Initially I had some concerns about this film. Pixar’s track record for sequels was inconsistent at best. The Toy Story sequels were both fabulous, but Cars 2 was mind-numbingly average. In what direction would Monsters University fall, especially given the high expectations set by the first film?
The answer is resoundingly positive. Let’s see why.
There are three major pitfalls of most sequels:
- The Plotless Wonder: Heavy reliance on the established characters from the original movie, and essentially no effort put into the plot.

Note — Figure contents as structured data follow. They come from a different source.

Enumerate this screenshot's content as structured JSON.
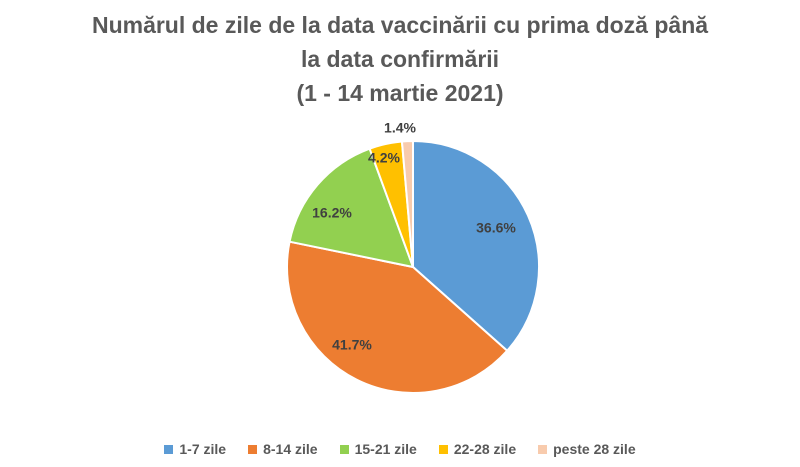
{
  "chart_data": {
    "type": "pie",
    "title_lines": [
      "Numărul de zile de la data vaccinării cu prima doză până",
      "la data confirmării",
      "(1 - 14 martie 2021)"
    ],
    "slices": [
      {
        "name": "1-7 zile",
        "value": 36.6,
        "label": "36.6%",
        "color": "#5B9BD5"
      },
      {
        "name": "8-14 zile",
        "value": 41.7,
        "label": "41.7%",
        "color": "#ED7D31"
      },
      {
        "name": "15-21 zile",
        "value": 16.2,
        "label": "16.2%",
        "color": "#92D050"
      },
      {
        "name": "22-28 zile",
        "value": 4.2,
        "label": "4.2%",
        "color": "#FFC000"
      },
      {
        "name": "peste 28 zile",
        "value": 1.4,
        "label": "1.4%",
        "color": "#F8CBAD"
      }
    ],
    "legend_position": "bottom"
  }
}
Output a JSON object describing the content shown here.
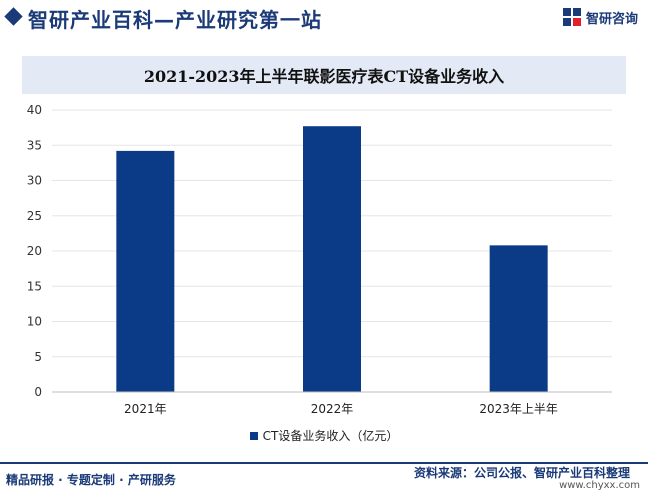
{
  "header": {
    "site_title": "智研产业百科—产业研究第一站",
    "brand_name": "智研咨询",
    "brand_icon": "zhiyan-logo-icon"
  },
  "chart_data": {
    "type": "bar",
    "title": "2021-2023年上半年联影医疗表CT设备业务收入",
    "categories": [
      "2021年",
      "2022年",
      "2023年上半年"
    ],
    "series": [
      {
        "name": "CT设备业务收入（亿元）",
        "values": [
          34.2,
          37.7,
          20.8
        ],
        "color": "#0b3a87"
      }
    ],
    "ylim": [
      0,
      40
    ],
    "yticks": [
      0,
      5,
      10,
      15,
      20,
      25,
      30,
      35,
      40
    ],
    "grid": true,
    "legend": "bottom-center"
  },
  "footer": {
    "left_text": "精品研报 · 专题定制 · 产研服务",
    "source_text": "资料来源：公司公报、智研产业百科整理",
    "url": "www.chyxx.com"
  }
}
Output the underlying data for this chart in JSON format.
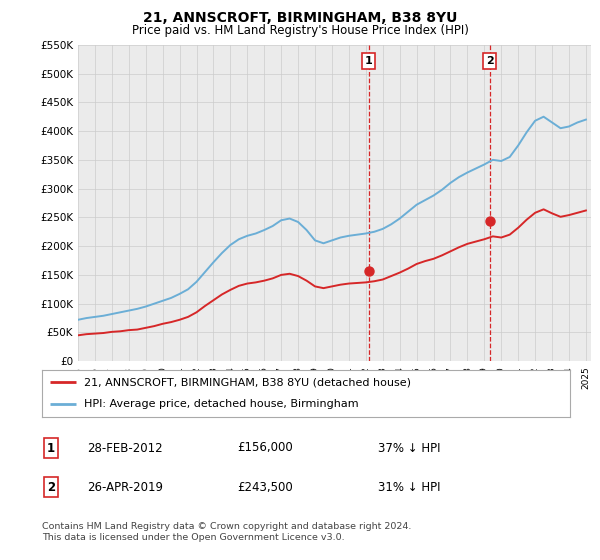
{
  "title": "21, ANNSCROFT, BIRMINGHAM, B38 8YU",
  "subtitle": "Price paid vs. HM Land Registry's House Price Index (HPI)",
  "ylim": [
    0,
    550000
  ],
  "yticks": [
    0,
    50000,
    100000,
    150000,
    200000,
    250000,
    300000,
    350000,
    400000,
    450000,
    500000,
    550000
  ],
  "ytick_labels": [
    "£0",
    "£50K",
    "£100K",
    "£150K",
    "£200K",
    "£250K",
    "£300K",
    "£350K",
    "£400K",
    "£450K",
    "£500K",
    "£550K"
  ],
  "hpi_color": "#6baed6",
  "price_color": "#d62728",
  "vline_color": "#d62728",
  "grid_color": "#cccccc",
  "bg_color": "#ffffff",
  "plot_bg_color": "#ebebeb",
  "transaction1_price": 156000,
  "transaction1_pct": "37% ↓ HPI",
  "transaction1_date": "28-FEB-2012",
  "transaction1_label": "1",
  "transaction1_x": 2012.16,
  "transaction2_price": 243500,
  "transaction2_pct": "31% ↓ HPI",
  "transaction2_date": "26-APR-2019",
  "transaction2_label": "2",
  "transaction2_x": 2019.32,
  "legend_line1": "21, ANNSCROFT, BIRMINGHAM, B38 8YU (detached house)",
  "legend_line2": "HPI: Average price, detached house, Birmingham",
  "footnote1": "Contains HM Land Registry data © Crown copyright and database right 2024.",
  "footnote2": "This data is licensed under the Open Government Licence v3.0.",
  "xlim_left": 1995.0,
  "xlim_right": 2025.3,
  "hpi_years": [
    1995.0,
    1995.5,
    1996.0,
    1996.5,
    1997.0,
    1997.5,
    1998.0,
    1998.5,
    1999.0,
    1999.5,
    2000.0,
    2000.5,
    2001.0,
    2001.5,
    2002.0,
    2002.5,
    2003.0,
    2003.5,
    2004.0,
    2004.5,
    2005.0,
    2005.5,
    2006.0,
    2006.5,
    2007.0,
    2007.5,
    2008.0,
    2008.5,
    2009.0,
    2009.5,
    2010.0,
    2010.5,
    2011.0,
    2011.5,
    2012.0,
    2012.5,
    2013.0,
    2013.5,
    2014.0,
    2014.5,
    2015.0,
    2015.5,
    2016.0,
    2016.5,
    2017.0,
    2017.5,
    2018.0,
    2018.5,
    2019.0,
    2019.5,
    2020.0,
    2020.5,
    2021.0,
    2021.5,
    2022.0,
    2022.5,
    2023.0,
    2023.5,
    2024.0,
    2024.5,
    2025.0
  ],
  "hpi_values": [
    72000,
    75000,
    77000,
    79000,
    82000,
    85000,
    88000,
    91000,
    95000,
    100000,
    105000,
    110000,
    117000,
    125000,
    138000,
    155000,
    172000,
    188000,
    202000,
    212000,
    218000,
    222000,
    228000,
    235000,
    245000,
    248000,
    242000,
    228000,
    210000,
    205000,
    210000,
    215000,
    218000,
    220000,
    222000,
    225000,
    230000,
    238000,
    248000,
    260000,
    272000,
    280000,
    288000,
    298000,
    310000,
    320000,
    328000,
    335000,
    342000,
    350000,
    348000,
    355000,
    375000,
    398000,
    418000,
    425000,
    415000,
    405000,
    408000,
    415000,
    420000
  ],
  "price_years": [
    1995.0,
    1995.5,
    1996.0,
    1996.5,
    1997.0,
    1997.5,
    1998.0,
    1998.5,
    1999.0,
    1999.5,
    2000.0,
    2000.5,
    2001.0,
    2001.5,
    2002.0,
    2002.5,
    2003.0,
    2003.5,
    2004.0,
    2004.5,
    2005.0,
    2005.5,
    2006.0,
    2006.5,
    2007.0,
    2007.5,
    2008.0,
    2008.5,
    2009.0,
    2009.5,
    2010.0,
    2010.5,
    2011.0,
    2011.5,
    2012.0,
    2012.5,
    2013.0,
    2013.5,
    2014.0,
    2014.5,
    2015.0,
    2015.5,
    2016.0,
    2016.5,
    2017.0,
    2017.5,
    2018.0,
    2018.5,
    2019.0,
    2019.5,
    2020.0,
    2020.5,
    2021.0,
    2021.5,
    2022.0,
    2022.5,
    2023.0,
    2023.5,
    2024.0,
    2024.5,
    2025.0
  ],
  "price_values": [
    45000,
    47000,
    48000,
    49000,
    51000,
    52000,
    54000,
    55000,
    58000,
    61000,
    65000,
    68000,
    72000,
    77000,
    85000,
    96000,
    106000,
    116000,
    124000,
    131000,
    135000,
    137000,
    140000,
    144000,
    150000,
    152000,
    148000,
    140000,
    130000,
    127000,
    130000,
    133000,
    135000,
    136000,
    137000,
    139000,
    142000,
    148000,
    154000,
    161000,
    169000,
    174000,
    178000,
    184000,
    191000,
    198000,
    204000,
    208000,
    212000,
    217000,
    215000,
    220000,
    232000,
    246000,
    258000,
    264000,
    257000,
    251000,
    254000,
    258000,
    262000
  ]
}
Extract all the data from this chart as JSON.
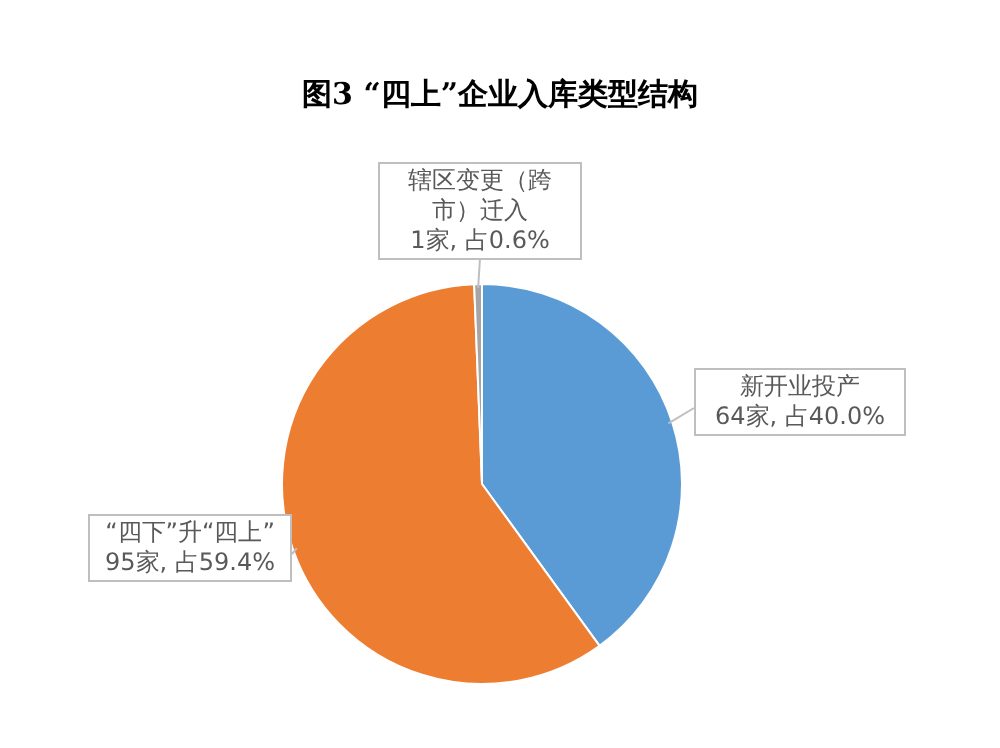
{
  "chart_data": {
    "type": "pie",
    "title": "图3 “四上”企业入库类型结构",
    "categories": [
      "新开业投产",
      "“四下”升“四上”",
      "辖区变更（跨市）迁入"
    ],
    "values": [
      64,
      95,
      1
    ],
    "colors": [
      "#5b9bd5",
      "#ed7d31",
      "#a5a5a5"
    ],
    "value_labels": [
      "64家, 占40.0%",
      "95家, 占59.4%",
      "1家, 占0.6%"
    ]
  }
}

Think Grown Ups 2 (I’m 90% sure Adam Sandler invited everyone over just to hang out and someone accidentally filmed it, edited it, and released it into theatres.)
- The Scotty Special: Non-stop fast-paced action sequences and/or convoluted plot which serves to cover up mediocre characters from the original film. Think Transformers 2. They are giving it all she’s got, captain, and it just doesn’t work.
- Combined Type: Ridiculously convoluted and nonsensical plotlines which undermine a terrific character from the original film. Think Quantum of Solace, The Wolverine, or Indiana Jones and the Kingdom of the Crystal Skull. These are the worst, most disappointment sequels. You leave these movies thinking, “What a waste of time, and what a waste of a great character!”
Cars 2 is a victim of the second type. The sad truth about Cars is that the characters simply aren’t as interesting or compelling as most of the other leading characters from Pixar films. The concern about Monsters University was the third type – would Pixar be able to utilize the great characters created in Monsters Inc without losing their uniqueness in a jumble of forced conflict?
Simply put, Pixar nailed it. The monster world is just as detailed and hilarious as before. Mike and Sully are brought to life in a whole new perspective as we learn how they became the best friends we saw and loved in Monsters, Inc. There is a terrific balance of humor and seriousness. Pixar is not afraid to ask hard questions – is innate talent more valuable than hard work? What happens when we fail? How far should you go to pursue your dreams? Is it ever okay to give up? While the film doesn’t answer all these questions with finality, it does lead the audience to ponder these things. Sneaky. Pixar isn’t just emotionally manipulative, they are also forcing us to be introspective.
There is a whole new crew of a hilarious monsters in Oozma Kappa. Don, the kind-hearted nontraditional student, curses in phrases like “son of a mustache!” and romances the mother of his fraternity brother “We’re brothers who share the same mother slash wife!… Oh, that’s worse.” Squishy’s mom has hysterical timing for her laundry schedule and epic taste in music “I’ll just be here listening to my tunes!” There are a few subtle Animal House references, and some keen insight into the college student mind, “You just took on an angry 50 foot librarian and you’re afraid of a little party?” There are also some beautiful little throwbacks to the original movie, from Mike Wazowski’s student ID to the innocuous reason for Randall’s sinister leering.
Bottom Line: If you’ve got great characters, celebrate them. Don’t hide them in a jumble of fight scenes, car chases, and unnecessary missions. Take a lesson from Monsters University and the Toy Story series– in the name of good cinema, take your time. It’s worth it, and your audience will thank you.